Malawi introduces ban on thin plastic

Sep 8, 2015

Plastic waste

In late 2011, the Poverty-Environment Initiative facilitated south-south cooperation between Malawi, Rwanda and Mozambique, where Government representatives from Malawi learned from the experience of the Initiative in Rwanda. Inspired by the visit and Rwanda’s success in banning plastic bags the Government of Malawi was determined to intensify its efforts to introduce a similar ban in Malawi. Unsustainable use of environment and natural resources, over-use of chemicals and plastic waste are causing environmental as well as social problems in Malawi.

The initial attempt to ban thin plastics was introduced in December 2012 but was suspended a month later as the Plastic Manufacturers Association of Malawi (PMAM) obtained a court order against the ban. Since then the Department of Environmental Affairs (EAD) in the Ministry of Natural Resources, Energy and Mining has worked closely with the PMAM to prepare them for the ban. Ministry spokesperson Sangwani Phiri said to the Malawi News that “since then we have been engaging them on a number of occasions and they know how to change their factory set-up to the required standards on the production of the plastic bags”.

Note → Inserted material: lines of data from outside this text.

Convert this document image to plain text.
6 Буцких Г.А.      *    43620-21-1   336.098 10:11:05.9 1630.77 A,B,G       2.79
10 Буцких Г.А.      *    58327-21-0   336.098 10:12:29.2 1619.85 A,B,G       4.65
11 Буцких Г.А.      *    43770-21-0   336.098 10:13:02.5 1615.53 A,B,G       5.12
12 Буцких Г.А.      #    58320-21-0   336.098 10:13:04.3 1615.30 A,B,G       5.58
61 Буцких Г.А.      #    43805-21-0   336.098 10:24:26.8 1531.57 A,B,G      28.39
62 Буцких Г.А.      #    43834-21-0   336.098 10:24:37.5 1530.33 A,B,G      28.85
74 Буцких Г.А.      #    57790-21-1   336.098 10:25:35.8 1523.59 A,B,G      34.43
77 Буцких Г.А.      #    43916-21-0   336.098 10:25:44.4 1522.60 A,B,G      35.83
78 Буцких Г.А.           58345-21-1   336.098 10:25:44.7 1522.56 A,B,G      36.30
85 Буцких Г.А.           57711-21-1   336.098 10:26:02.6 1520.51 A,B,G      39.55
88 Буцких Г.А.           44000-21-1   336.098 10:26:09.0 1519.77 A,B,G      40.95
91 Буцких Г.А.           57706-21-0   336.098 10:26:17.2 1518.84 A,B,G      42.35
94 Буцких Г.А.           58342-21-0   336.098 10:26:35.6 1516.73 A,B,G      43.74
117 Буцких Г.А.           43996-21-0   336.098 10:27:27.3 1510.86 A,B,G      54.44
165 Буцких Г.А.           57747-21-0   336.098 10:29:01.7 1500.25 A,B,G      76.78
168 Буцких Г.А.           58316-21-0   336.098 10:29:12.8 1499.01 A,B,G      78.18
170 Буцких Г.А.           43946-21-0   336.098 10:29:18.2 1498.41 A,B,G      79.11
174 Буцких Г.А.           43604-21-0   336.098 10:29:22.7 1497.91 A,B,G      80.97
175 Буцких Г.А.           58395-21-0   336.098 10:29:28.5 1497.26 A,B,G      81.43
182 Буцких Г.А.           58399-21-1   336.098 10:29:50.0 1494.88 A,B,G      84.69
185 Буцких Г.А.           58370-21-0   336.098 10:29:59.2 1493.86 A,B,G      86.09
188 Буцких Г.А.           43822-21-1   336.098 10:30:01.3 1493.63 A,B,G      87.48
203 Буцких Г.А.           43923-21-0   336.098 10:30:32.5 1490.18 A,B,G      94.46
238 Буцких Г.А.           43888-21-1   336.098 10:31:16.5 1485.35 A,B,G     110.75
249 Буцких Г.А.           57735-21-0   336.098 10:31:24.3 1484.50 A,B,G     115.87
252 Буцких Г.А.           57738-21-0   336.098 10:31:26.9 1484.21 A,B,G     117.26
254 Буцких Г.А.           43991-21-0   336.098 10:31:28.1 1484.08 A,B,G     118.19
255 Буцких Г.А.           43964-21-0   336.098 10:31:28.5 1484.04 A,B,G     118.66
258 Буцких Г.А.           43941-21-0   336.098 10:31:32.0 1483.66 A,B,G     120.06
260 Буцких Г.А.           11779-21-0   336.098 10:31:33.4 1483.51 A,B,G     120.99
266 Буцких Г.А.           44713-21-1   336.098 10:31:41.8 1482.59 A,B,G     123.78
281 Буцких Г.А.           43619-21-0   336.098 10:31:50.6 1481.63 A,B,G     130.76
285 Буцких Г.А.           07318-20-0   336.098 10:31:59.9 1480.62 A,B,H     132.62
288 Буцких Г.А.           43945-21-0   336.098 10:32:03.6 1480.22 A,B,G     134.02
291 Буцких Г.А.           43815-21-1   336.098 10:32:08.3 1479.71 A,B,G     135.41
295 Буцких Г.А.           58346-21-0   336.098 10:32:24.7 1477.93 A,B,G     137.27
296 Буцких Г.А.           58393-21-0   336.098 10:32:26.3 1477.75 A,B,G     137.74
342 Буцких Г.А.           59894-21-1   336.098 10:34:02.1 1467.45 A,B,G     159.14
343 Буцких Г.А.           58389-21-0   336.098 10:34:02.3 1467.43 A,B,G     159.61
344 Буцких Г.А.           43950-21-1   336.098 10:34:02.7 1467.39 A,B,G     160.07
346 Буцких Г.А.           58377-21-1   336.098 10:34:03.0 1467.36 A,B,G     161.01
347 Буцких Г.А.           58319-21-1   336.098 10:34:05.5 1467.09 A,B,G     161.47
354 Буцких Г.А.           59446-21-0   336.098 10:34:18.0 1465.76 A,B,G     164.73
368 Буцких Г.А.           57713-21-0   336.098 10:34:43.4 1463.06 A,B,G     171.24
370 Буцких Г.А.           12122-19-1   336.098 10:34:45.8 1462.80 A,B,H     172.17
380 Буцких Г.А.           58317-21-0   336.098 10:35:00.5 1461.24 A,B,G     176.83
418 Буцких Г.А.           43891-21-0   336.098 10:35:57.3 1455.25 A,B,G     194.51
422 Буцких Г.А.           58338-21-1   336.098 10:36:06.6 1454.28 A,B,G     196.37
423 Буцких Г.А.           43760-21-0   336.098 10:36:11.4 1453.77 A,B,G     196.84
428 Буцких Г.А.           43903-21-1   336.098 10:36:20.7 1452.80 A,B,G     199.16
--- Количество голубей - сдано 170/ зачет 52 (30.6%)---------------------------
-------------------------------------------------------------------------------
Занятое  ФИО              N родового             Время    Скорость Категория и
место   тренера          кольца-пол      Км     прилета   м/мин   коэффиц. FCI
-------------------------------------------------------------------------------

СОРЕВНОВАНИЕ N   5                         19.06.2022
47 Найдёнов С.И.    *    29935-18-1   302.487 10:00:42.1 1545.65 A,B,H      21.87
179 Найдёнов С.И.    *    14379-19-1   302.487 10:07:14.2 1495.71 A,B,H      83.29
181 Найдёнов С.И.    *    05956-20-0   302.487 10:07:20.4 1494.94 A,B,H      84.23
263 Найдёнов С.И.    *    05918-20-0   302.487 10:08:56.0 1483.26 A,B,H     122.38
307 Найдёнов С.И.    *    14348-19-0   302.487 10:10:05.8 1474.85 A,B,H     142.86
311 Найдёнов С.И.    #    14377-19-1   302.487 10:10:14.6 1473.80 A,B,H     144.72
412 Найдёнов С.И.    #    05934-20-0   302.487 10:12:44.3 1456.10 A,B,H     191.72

June 30 is the cut off point for the use, sale, production, exportation and importation of plastic bags of less than 60 microns.

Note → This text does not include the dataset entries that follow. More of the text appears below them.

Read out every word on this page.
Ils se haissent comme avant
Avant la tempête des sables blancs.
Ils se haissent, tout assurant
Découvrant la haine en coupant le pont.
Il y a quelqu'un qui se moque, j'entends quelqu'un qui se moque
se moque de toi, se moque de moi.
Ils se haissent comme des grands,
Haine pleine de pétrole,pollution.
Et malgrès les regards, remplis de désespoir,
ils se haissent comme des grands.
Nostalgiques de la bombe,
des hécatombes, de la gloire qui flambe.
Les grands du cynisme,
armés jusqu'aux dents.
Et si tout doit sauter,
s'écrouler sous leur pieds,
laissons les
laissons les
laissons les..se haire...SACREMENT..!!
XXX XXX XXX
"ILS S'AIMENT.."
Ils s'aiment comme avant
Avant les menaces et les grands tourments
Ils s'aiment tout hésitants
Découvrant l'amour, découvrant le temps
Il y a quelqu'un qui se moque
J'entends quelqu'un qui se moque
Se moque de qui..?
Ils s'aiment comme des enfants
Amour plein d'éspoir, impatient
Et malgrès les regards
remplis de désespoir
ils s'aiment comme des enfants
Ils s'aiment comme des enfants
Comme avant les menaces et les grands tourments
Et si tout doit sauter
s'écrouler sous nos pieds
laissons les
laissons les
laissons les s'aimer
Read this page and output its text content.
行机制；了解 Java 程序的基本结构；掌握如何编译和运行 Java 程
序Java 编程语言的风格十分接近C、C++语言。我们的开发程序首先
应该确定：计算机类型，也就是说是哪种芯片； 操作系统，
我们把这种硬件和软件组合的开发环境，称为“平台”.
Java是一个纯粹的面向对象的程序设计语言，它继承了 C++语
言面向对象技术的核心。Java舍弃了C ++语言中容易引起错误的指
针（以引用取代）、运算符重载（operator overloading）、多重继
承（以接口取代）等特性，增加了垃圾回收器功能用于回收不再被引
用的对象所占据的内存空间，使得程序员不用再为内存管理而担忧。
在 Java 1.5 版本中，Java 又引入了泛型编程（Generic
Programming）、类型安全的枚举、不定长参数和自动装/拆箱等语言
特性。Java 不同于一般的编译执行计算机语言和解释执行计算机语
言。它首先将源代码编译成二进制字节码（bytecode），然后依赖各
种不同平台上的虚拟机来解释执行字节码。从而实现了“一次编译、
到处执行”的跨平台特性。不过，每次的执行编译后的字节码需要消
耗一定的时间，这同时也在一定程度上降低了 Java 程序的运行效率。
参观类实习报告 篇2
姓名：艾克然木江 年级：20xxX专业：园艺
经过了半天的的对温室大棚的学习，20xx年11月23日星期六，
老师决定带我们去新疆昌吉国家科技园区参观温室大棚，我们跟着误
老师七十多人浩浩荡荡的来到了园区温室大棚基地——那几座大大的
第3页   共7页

Manase township resident, Francis Kuntambila, supports the ban. “If you look around town, you will observe that these plastic bags constitute more than 50 percent of the litter that we usually have. I think the ban will at least bring environmental sanity in our areas,” he said in an interview with Malawi News.

In addition to the exchange visit to Rwanda the Poverty-Environment Initiative Malawi team has supported the Government in introducing the ban by providing evidence of and advocating for the benefits of such a ban in various studies and reports including the 2010 Malawi State of Environment Report. The Department of Environmental Affairs has worked to prepare the general public and the industry for the ban and is willing to continue to do so. “We are ready to provide the expertise and whatever help the interested groups may need. What we want is to promote the recycling of plastic papers. There are already two companies that have shown interest in this recycling business and we want more,” said Mr. Phiri.